Industry rule of thumb: 1-3 months of operating expenses in a separate buffer account. New service businesses can sometimes get by with less; product or stock-heavy businesses need more. The goal is enough that a single late-paying customer or surprise expense doesn't trigger a panic.
I'm registered for VAT. How should I handle the VAT money?
Open a separate savings account and transfer 20% (or your appropriate VAT rate) of every customer payment into it the day it lands. When the VAT return is due, the money is sitting there. Do NOT spend VAT money as if it were your own — it's HMRC's, in transit through your business.
What's a 13-week rolling cash forecast?
A spreadsheet (or report in your accounting software) showing expected cash in and cash out for each of the next 13 weeks. Updated weekly with actuals. The 13-week window is short enough to be accurate and long enough to spot crunches with time to act. The single most useful tool for small business cash management.

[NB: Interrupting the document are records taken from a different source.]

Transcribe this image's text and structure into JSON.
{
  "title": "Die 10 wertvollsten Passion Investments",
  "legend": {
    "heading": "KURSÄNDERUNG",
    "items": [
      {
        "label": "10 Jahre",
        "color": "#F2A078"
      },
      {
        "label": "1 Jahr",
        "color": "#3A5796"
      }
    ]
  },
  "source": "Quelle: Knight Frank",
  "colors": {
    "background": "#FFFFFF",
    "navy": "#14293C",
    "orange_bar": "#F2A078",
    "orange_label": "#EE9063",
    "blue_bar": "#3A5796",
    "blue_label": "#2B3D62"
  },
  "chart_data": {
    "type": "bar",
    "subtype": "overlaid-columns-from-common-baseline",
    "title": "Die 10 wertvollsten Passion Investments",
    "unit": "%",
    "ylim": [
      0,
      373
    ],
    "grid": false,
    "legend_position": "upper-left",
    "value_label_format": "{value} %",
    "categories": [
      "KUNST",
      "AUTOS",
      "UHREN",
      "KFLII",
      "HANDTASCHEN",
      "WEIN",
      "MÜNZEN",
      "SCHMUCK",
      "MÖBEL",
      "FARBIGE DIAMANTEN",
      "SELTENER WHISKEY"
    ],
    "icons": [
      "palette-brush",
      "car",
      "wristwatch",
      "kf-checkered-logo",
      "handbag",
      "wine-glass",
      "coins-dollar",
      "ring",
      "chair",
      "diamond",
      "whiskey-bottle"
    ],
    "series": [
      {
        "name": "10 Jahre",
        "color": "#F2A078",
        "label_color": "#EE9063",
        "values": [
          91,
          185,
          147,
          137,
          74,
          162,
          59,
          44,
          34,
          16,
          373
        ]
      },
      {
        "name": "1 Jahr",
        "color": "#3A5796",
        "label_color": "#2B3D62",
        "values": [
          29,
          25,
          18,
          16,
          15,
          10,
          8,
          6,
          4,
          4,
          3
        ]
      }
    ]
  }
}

My profit and loss says I made £30k profit. Why is my bank balance £5k?
Cash and profit diverge for several reasons: (a) customers haven't paid yet (debtors), (b) you've paid suppliers but not yet invoiced clients (work in progress), (c) you've taken director's drawings, (d) tax hasn't been paid yet but is accrued, (e) you've bought equipment (capital expense, not P&L expense). Sit down with your accountant or bookkeeping software and reconcile.
Should I pay my director's salary or dividend monthly or quarterly?
Monthly for salary if it gives the appearance of a 'real' employer (helps with mortgage applications). Quarterly or even annually for dividends — only pay them when the company has the cash. Salary is contractual; dividends are discretionary.
Can I take more salary than the company is making in a month?
For limited companies, you can take a salary regardless of monthly profit (it's a deductible expense), but if it persistently exceeds the cash you're generating, you'll deplete the bank balance. For dividends, you must pay them out of distributable profits — if the company hasn't accumulated enough, you can't legally declare them.
What's the difference between an invoice and cash collected?
Invoice = you've billed the client; cash collected = they've paid. The gap between the two is your 'debtor days' — the average time between invoicing and getting paid. Most UK small businesses run 30-45 debtor days. Less is better; more is a cash flow problem.
When should I worry about cash flow vs ignore it?
Always have a cursory monthly view (15 minutes — bank balance, recent invoices, upcoming payments). Worry actively when the 13-week forecast shows a negative cash position, when debtors days are climbing, or when you're consistently funding the business from your personal account. Never let it become a year-end surprise.